Serena Williams reveals the reason why she was told to stop breastfeeding by her male coach
Serena Williams is certainly a force to be reckoned with. Her performance at the 2018 French Open in May marked her return to the court after being on maternity leave. Since then, she's been juggling being a mother to daughter, Alexis Olympia Ohanian, with her tennis career and launching an eponymous clothing line built around motivational messaging and self-love. In other words, her star is certainly on the rise.
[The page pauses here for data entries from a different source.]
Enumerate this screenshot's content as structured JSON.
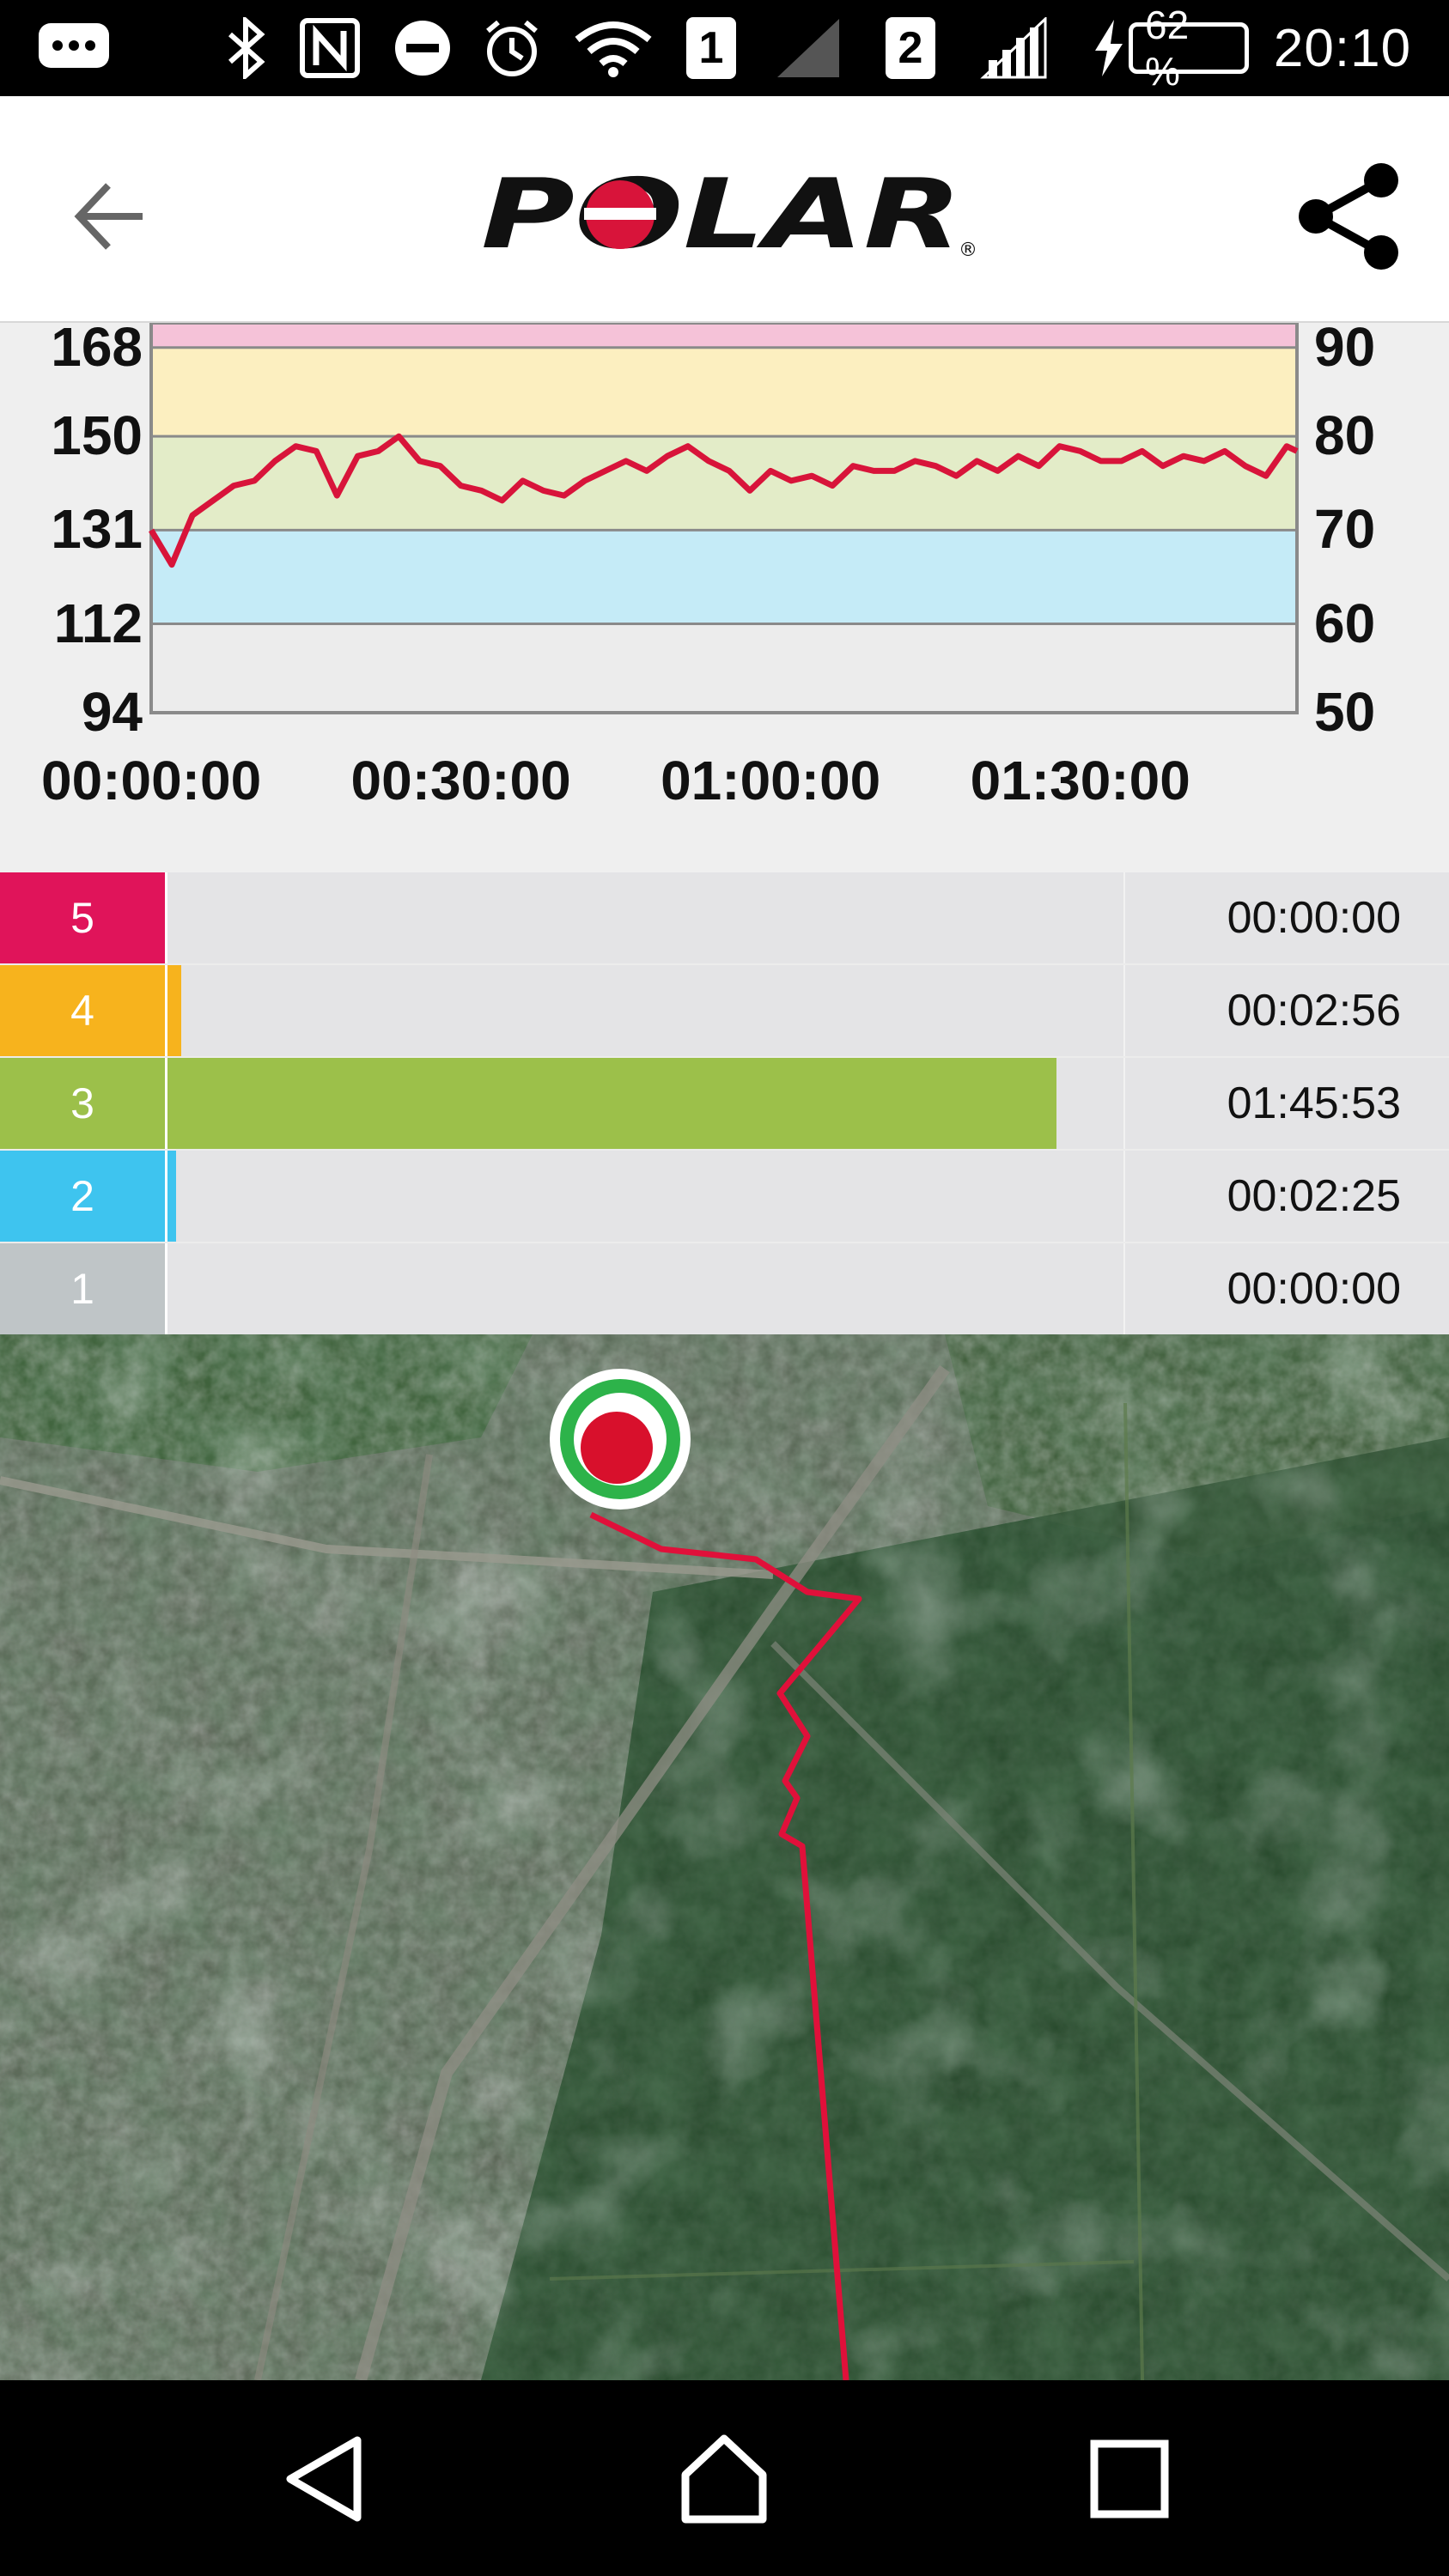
{
  "status_bar": {
    "sim1": "1",
    "sim2": "2",
    "battery": "62 %",
    "time": "20:10",
    "icons": [
      "chat-icon",
      "bluetooth-icon",
      "nfc-icon",
      "do-not-disturb-icon",
      "alarm-icon",
      "wifi-icon",
      "signal-icon",
      "signal-icon",
      "charging-icon",
      "battery-icon"
    ]
  },
  "app_bar": {
    "brand": "POLAR",
    "icons": [
      "back-arrow-icon",
      "share-icon"
    ]
  },
  "chart_data": {
    "type": "line",
    "y_left_ticks": [
      "168",
      "150",
      "131",
      "112",
      "94"
    ],
    "y_right_ticks": [
      "90",
      "80",
      "70",
      "60",
      "50"
    ],
    "x_ticks": [
      "00:00:00",
      "00:30:00",
      "01:00:00",
      "01:30:00"
    ],
    "ylim": [
      94,
      173
    ],
    "xlim_minutes": [
      0,
      111
    ],
    "zone_bands": [
      {
        "from": 150,
        "to": 168,
        "color": "#fcefc0"
      },
      {
        "from": 131,
        "to": 150,
        "color": "#e3ecc8"
      },
      {
        "from": 112,
        "to": 131,
        "color": "#c5ebf7"
      },
      {
        "from": 94,
        "to": 112,
        "color": "#ececec"
      },
      {
        "from": 168,
        "to": 173,
        "color": "#f5c2d8"
      }
    ],
    "series_color": "#d8143a",
    "x_minutes": [
      0,
      2,
      4,
      6,
      8,
      10,
      12,
      14,
      16,
      18,
      20,
      22,
      24,
      26,
      28,
      30,
      32,
      34,
      36,
      38,
      40,
      42,
      44,
      46,
      48,
      50,
      52,
      54,
      56,
      58,
      60,
      62,
      64,
      66,
      68,
      70,
      72,
      74,
      76,
      78,
      80,
      82,
      84,
      86,
      88,
      90,
      92,
      94,
      96,
      98,
      100,
      102,
      104,
      106,
      108,
      110,
      111
    ],
    "values": [
      131,
      124,
      134,
      137,
      140,
      141,
      145,
      148,
      147,
      138,
      146,
      147,
      150,
      145,
      144,
      140,
      139,
      137,
      141,
      139,
      138,
      141,
      143,
      145,
      143,
      146,
      148,
      145,
      143,
      139,
      143,
      141,
      142,
      140,
      144,
      143,
      143,
      145,
      144,
      142,
      145,
      143,
      146,
      144,
      148,
      147,
      145,
      145,
      147,
      144,
      146,
      145,
      147,
      144,
      142,
      148,
      147
    ]
  },
  "zones": [
    {
      "number": "5",
      "color": "#e0145a",
      "fill_fraction": 0.0,
      "time": "00:00:00"
    },
    {
      "number": "4",
      "color": "#f7b31d",
      "fill_fraction": 0.017,
      "time": "00:02:56"
    },
    {
      "number": "3",
      "color": "#9cc04a",
      "fill_fraction": 0.93,
      "time": "01:45:53"
    },
    {
      "number": "2",
      "color": "#3ec4ef",
      "fill_fraction": 0.012,
      "time": "00:02:25"
    },
    {
      "number": "1",
      "color": "#bfc5c7",
      "fill_fraction": 0.0,
      "time": "00:00:00"
    }
  ],
  "map": {
    "route_color": "#e0103a",
    "start_marker": "start-marker"
  },
  "nav_bar": {
    "icons": [
      "back-nav-icon",
      "home-nav-icon",
      "recents-nav-icon"
    ]
  }
}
But Serena still has to contend with the realities of having a newborn - that is, the sleep deprivation, crying, and endless amounts of nappies. One thing, however, that the 36-year-old has been unable to do of late is breastfeed. In a revealing new interview with Time magazine, the tennis player discussed making the difficult decision to stop breastfeeding her 11-month-old daughter - at the recommendation of her male coach.
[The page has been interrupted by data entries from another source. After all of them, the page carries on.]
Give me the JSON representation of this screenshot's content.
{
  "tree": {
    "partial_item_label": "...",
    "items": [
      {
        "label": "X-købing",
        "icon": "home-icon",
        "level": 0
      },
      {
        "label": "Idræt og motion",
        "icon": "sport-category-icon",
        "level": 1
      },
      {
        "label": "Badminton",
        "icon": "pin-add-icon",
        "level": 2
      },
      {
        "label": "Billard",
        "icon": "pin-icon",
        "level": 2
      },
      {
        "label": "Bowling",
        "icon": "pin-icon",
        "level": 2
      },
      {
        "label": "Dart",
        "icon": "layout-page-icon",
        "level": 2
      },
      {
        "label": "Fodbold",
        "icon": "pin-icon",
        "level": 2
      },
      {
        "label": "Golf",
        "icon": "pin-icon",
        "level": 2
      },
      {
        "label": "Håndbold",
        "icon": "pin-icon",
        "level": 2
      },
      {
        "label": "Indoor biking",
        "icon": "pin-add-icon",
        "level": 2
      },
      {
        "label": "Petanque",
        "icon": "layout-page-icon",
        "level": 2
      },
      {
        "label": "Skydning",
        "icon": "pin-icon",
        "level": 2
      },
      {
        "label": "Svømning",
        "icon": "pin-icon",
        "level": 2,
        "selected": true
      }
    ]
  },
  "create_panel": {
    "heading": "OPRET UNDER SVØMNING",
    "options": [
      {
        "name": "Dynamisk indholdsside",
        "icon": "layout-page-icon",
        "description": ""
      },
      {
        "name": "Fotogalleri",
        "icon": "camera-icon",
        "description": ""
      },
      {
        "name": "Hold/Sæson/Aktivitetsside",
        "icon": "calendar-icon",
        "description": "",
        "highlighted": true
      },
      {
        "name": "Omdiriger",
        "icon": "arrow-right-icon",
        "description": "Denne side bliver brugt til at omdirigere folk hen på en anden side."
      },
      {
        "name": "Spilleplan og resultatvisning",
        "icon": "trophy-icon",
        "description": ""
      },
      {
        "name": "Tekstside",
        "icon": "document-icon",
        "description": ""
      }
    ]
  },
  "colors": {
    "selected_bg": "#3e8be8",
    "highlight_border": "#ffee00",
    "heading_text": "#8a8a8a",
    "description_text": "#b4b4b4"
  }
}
Serena spoke about how she nursed Alexis for eight months, despite concerns that it would make her return to professional tennis more challenging. After she resumed clay-court training in France her coach, Patrick Mouratoglou, recommended that she stop breastfeeding entirely. Understandably, Serena was unhappy with Mouratoglou's suggestion initially.
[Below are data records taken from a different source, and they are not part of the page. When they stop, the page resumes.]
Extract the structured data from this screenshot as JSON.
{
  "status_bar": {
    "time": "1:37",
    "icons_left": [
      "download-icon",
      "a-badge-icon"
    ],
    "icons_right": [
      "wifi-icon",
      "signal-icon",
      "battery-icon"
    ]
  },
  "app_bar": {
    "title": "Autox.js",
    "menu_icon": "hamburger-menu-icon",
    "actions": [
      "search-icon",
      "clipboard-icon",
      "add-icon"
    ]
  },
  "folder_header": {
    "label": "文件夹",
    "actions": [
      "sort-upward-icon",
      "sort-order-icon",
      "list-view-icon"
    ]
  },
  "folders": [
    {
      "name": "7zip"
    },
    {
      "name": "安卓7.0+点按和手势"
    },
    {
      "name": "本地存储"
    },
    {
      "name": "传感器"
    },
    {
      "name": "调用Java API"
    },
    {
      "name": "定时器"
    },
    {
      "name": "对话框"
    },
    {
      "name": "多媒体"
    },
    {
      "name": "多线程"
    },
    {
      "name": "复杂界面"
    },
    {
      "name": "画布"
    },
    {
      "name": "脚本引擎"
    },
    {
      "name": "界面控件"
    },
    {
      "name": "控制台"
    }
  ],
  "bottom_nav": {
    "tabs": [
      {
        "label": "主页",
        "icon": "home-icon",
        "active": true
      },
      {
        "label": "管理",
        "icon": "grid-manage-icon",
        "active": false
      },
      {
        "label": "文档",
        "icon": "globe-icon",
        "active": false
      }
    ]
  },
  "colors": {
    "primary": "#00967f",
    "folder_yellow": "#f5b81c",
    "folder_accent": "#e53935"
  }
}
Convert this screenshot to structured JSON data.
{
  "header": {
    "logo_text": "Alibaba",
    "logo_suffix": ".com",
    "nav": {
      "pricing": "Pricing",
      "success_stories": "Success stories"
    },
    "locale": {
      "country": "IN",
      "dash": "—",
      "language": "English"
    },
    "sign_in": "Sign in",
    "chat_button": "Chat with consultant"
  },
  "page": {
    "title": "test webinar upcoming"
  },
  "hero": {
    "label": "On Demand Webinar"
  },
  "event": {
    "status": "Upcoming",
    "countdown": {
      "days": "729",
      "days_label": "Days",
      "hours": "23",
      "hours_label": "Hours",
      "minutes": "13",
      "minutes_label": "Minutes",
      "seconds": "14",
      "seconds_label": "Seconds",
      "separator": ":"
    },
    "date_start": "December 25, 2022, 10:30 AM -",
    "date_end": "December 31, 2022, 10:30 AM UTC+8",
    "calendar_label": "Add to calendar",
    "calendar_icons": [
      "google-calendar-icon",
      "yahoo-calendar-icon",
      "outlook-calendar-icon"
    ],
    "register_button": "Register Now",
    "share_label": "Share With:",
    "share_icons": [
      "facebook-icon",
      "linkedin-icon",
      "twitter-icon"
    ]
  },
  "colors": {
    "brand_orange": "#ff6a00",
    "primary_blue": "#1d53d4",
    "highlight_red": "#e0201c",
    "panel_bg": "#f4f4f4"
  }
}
"It’s absolutely hard to take from a guy," Serena told the publication. “He’s not a woman, he doesn’t understand that connection, that the best time of the day for me was when I tried to feed her. I’ve spent my whole life making everyone happy, just servicing it seems like everyone. And this is something I wanted to do."
Eventually, however, Serena decided that in order to advance her career, she would quit breastfeeding. But before she did, she let Alexis know of the impending change."I looked at Olympia, and I was like, ‘Listen, Mommy needs to get her body back, so Mommy’s going to stop now,’" she recalled. "We had a really good conversation. We talked it out."
The mother-of-one went on to compete in Wimbledon, where she made it to the finals before losing to Angelique Kerber. Taking second place less than a year after giving birth is certainly an incredible feat, and it's something that Serena acknowledged in her post-match interview.
Serena, who who holds the most Grand Slam titles in singles, doubles, and mixed doubles among active players, also recently opened up about her struggle with body positivity growing up. "It was hard for me. People would say I was born a guy, all because of my arms, or because I’m strong. I was different to Venus: she was thin and tall and beautiful, and I am strong and muscular – and beautiful, but, you know, it was just totally different," she told Harper's Bazaar.
"Oh God, I’ll never be a size 4! Why would I want to do that, and be that?" she continued. "This is me, and this is my weapon and machine. But I love that I said that, because I can understand. I can show Olympia that I struggled, but now I’m happy with who I am and what I am and what I look like... Olympia was born and she had my arms, and instead of being sad and fearful about what people would say about her, I was just so happy."
Well, good on Serena for being so candid about an issue which is difficult to talk about publicly!